The CIA wanted to secure the release of US hostages in Beirut and was also using the profits to buy weapons for operations in Central America.

“The video shows a baggage handler called Roland O’Neill,” said Mr Aviv. “He picks up the suitcase and realises it is heavier than usual. He goes to the phone and makes a call.

“Then he takes the case and puts it on the trolley. All the phones were tapped, so I also had a tape of the phone call.

“O’Neill called the CIA guy at the embassy in Bonn. He said, ‘This is O’Neill, I have the suitcase but it is much heavier than usual’. The CIA guy says, ‘Yes, we know, let it go’.”

The baggage handler, a German who had lived in America, later told Mr Aviv that he was working for the US Government and he thought the suitcase contained drugs. (...)

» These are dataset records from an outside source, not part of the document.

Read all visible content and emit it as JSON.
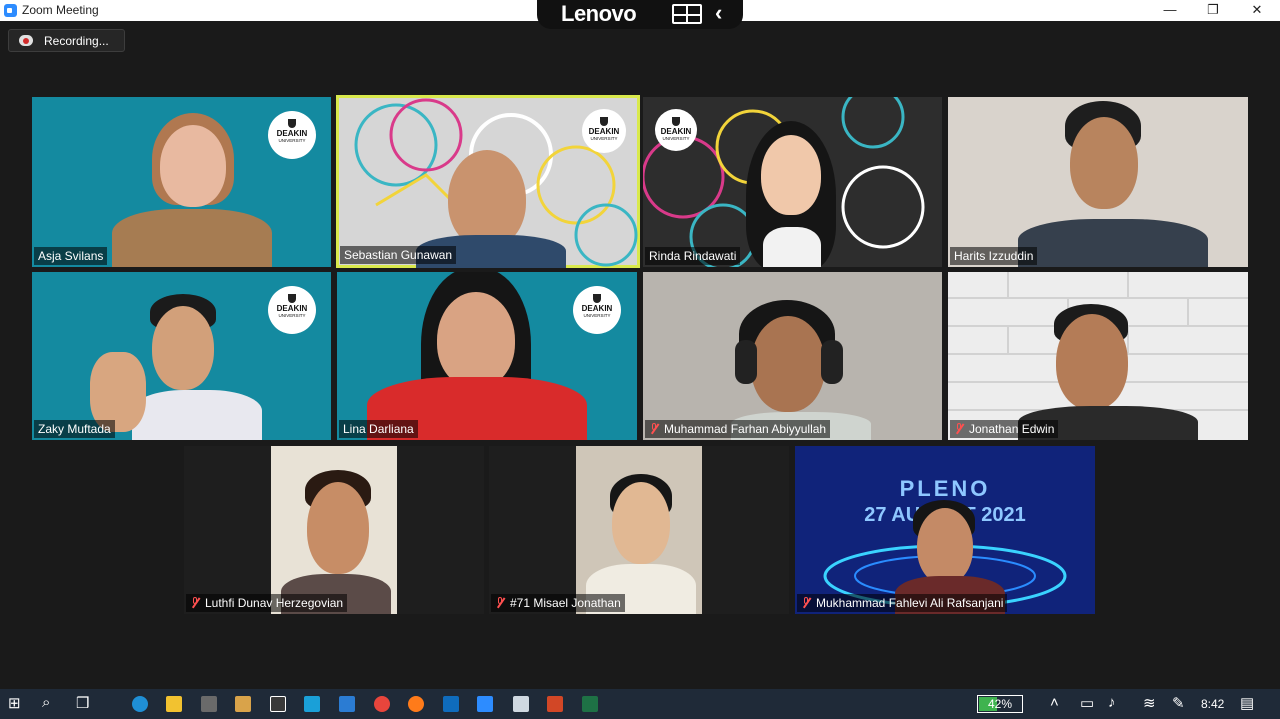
{
  "window": {
    "title": "Zoom Meeting",
    "minimize": "—",
    "restore": "❐",
    "close": "✕"
  },
  "banner": {
    "brand": "Lenovo"
  },
  "recording": {
    "label": "Recording..."
  },
  "participants": [
    {
      "name": "Asja Svilans",
      "muted": false,
      "active": false,
      "logo": true
    },
    {
      "name": "Sebastian Gunawan",
      "muted": false,
      "active": true,
      "logo": true
    },
    {
      "name": "Rinda Rindawati",
      "muted": false,
      "active": false,
      "logo": true
    },
    {
      "name": "Harits Izzuddin",
      "muted": false,
      "active": false,
      "logo": false
    },
    {
      "name": "Zaky Muftada",
      "muted": false,
      "active": false,
      "logo": true
    },
    {
      "name": "Lina Darliana",
      "muted": false,
      "active": false,
      "logo": true
    },
    {
      "name": "Muhammad Farhan Abiyyullah",
      "muted": true,
      "active": false,
      "logo": false
    },
    {
      "name": "Jonathan Edwin",
      "muted": true,
      "active": false,
      "logo": false
    },
    {
      "name": "Luthfi Dunav Herzegovian",
      "muted": true,
      "active": false,
      "logo": false
    },
    {
      "name": "#71 Misael Jonathan",
      "muted": true,
      "active": false,
      "logo": false
    },
    {
      "name": "Mukhammad Fahlevi Ali Rafsanjani",
      "muted": true,
      "active": false,
      "logo": false
    }
  ],
  "deakin_logo": {
    "name": "DEAKIN",
    "sub": "UNIVERSITY"
  },
  "background_banner": {
    "line1": "PLENO",
    "line2": "27 AUGUST 2021"
  },
  "taskbar": {
    "battery_percent": "42%",
    "battery_level": 0.42,
    "time": "8:42"
  },
  "colors": {
    "meeting_bg": "#1a1a1a",
    "deakin_teal": "#148aa0",
    "active_speaker": "#d9e94c",
    "muted_red": "#ff5050",
    "taskbar": "#1f2a38"
  }
}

Mr Aviv, a former Mossad agent who hunted the killers of the Israeli 1972 Olympic team, was hired to investigate the tragedy by Pan Am.

In his confidential report he describes the videotape as “the gem” that proves Iranian-sponsored terrorists carried out the atrocity.

Terror warlord Ahmed Jibril became aware of the CIA-approved drug route and realised he could use it to bomb a Western passenger jet.

Yesterday, Mr Aviv said: “Most of the people involved were scared to pursue it as the CIA were after them. I work with Dr Jim Swire and the families and my dream is that one day we will see the truth come out.”